Nelirikk came to attention and glared into the soldier’s stoic face. “Captain Miri Robertson accepts only the bravest and most skilled into her troop,” he snarled, taking up his cue with a will. “This is the captain who attaches a scout to her troop!
This
is the captain who keeps an explorer as her aide! The captain who broke the back of the Fourteenth!”

“Show yourselves,” Daav ordered the bushes, and swept forward in a graceful lunge. He came up holding the long arm at ready. “Or die.”

Still the bushes were silent, the branches melting away from the one who came forward, hands out and empty.

“There is one who is wounded,” she said and looked over the scout’s head to Nelirikk. He read the mark of an explorer on her cheek with a feeling of inevitability. Of course: A mere Rifle infiltrate the first line of guard, intent on giving his battle oath to Captain Miri Robertson? Common Troop did not behave—could not behave—in a manner so contrary to command. An explorer, however, like a scout, was required to think beyond the boundaries of the common. An explorer, like a scout, could easily claim the service of a Rifle, who would no more question her commands than he would the commands of any other officer.

“Hold!” he snapped at Daav, but the scout had already lain the rifle down.
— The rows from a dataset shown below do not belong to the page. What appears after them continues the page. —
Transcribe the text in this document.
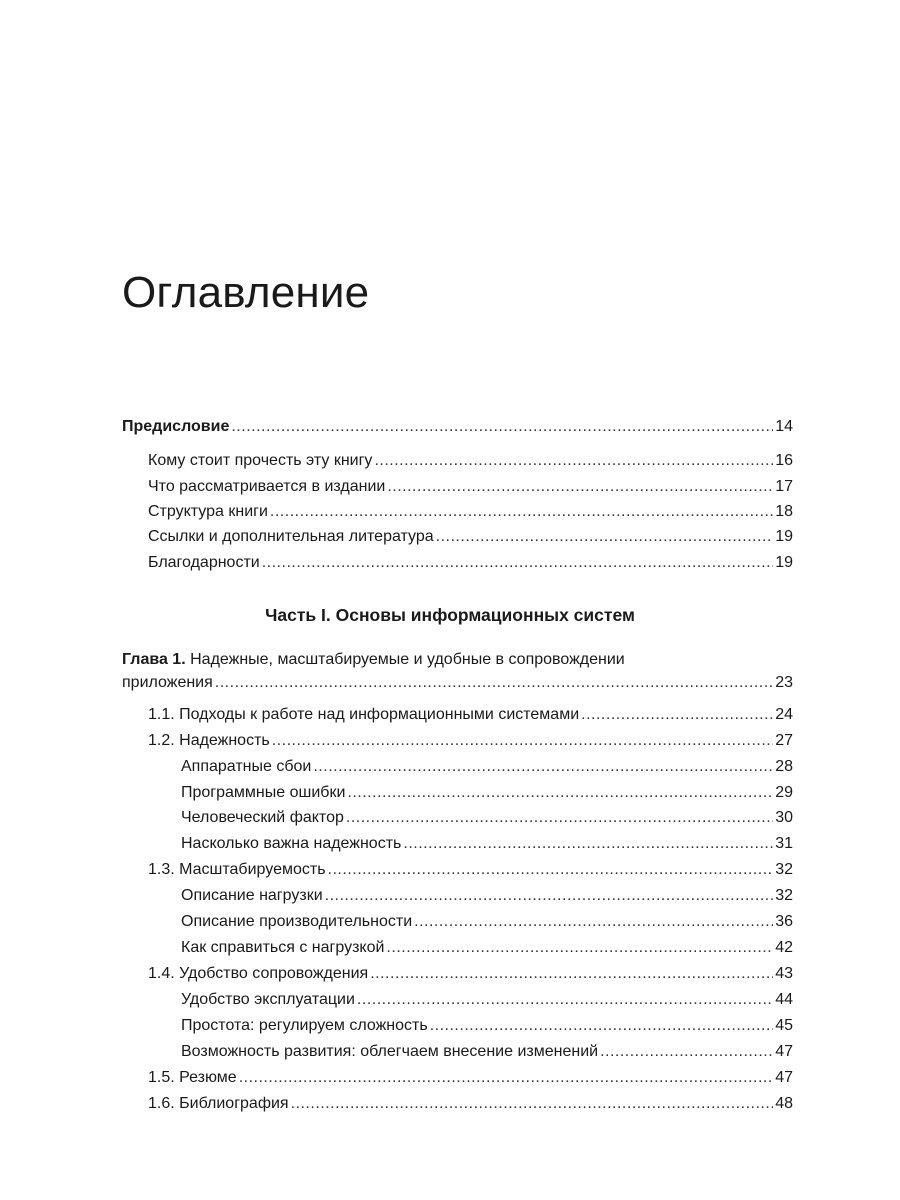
Оглавление
Предисловие .....	14
Кому стоит прочесть эту книгу .....	16
Что рассматривается в издании .....	17
Структура книги .....	18
Ссылки и дополнительная литература .....	19
Благодарности .....	19
Часть I. Основы информационных систем
Глава 1. Надежные, масштабируемые и удобные в сопровождении
приложения .....	23
1.1. Подходы к работе над информационными системами .....	24
1.2. Надежность .....	27
Аппаратные сбои .....	28
Программные ошибки .....	29
Человеческий фактор .....	30
Насколько важна надежность .....	31
1.3. Масштабируемость .....	32
Описание нагрузки .....	32
Описание производительности .....	36
Как справиться с нагрузкой .....	42
1.4. Удобство сопровождения .....	43
Удобство эксплуатации .....	44
Простота: регулируем сложность .....	45
Возможность развития: облегчаем внесение изменений .....	47
1.5. Резюме .....	47
1.6. Библиография .....	48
“I do not shoot scouts,” he said in calm Liaden. “Unless they give me cause.”

The explorer looked down at him. “No cause,” she returned, her Liaden halting and modeless. “Wounded, one’s senior. Wounded—” She moved her hands in frustration and looked again to Nelirikk. “He is at glory’s gate,” she finished, in Troop tongue.

“Shadia?” Daav said quietly to the bushes.

“Here, Captain Daav,” the youngest scout’s voice came from the bushes at the explorer’s back, a bit breathless in the Liaden mode called ‘Comrade’. “He doesn’t look the picture of health, truth told.” There was a pause and a low groan. The explorer twitched, and stilled, her eyes down turned.

“Tell the sentry to send for a field ’doc,” Shadia said flatly. “This man’s dying.”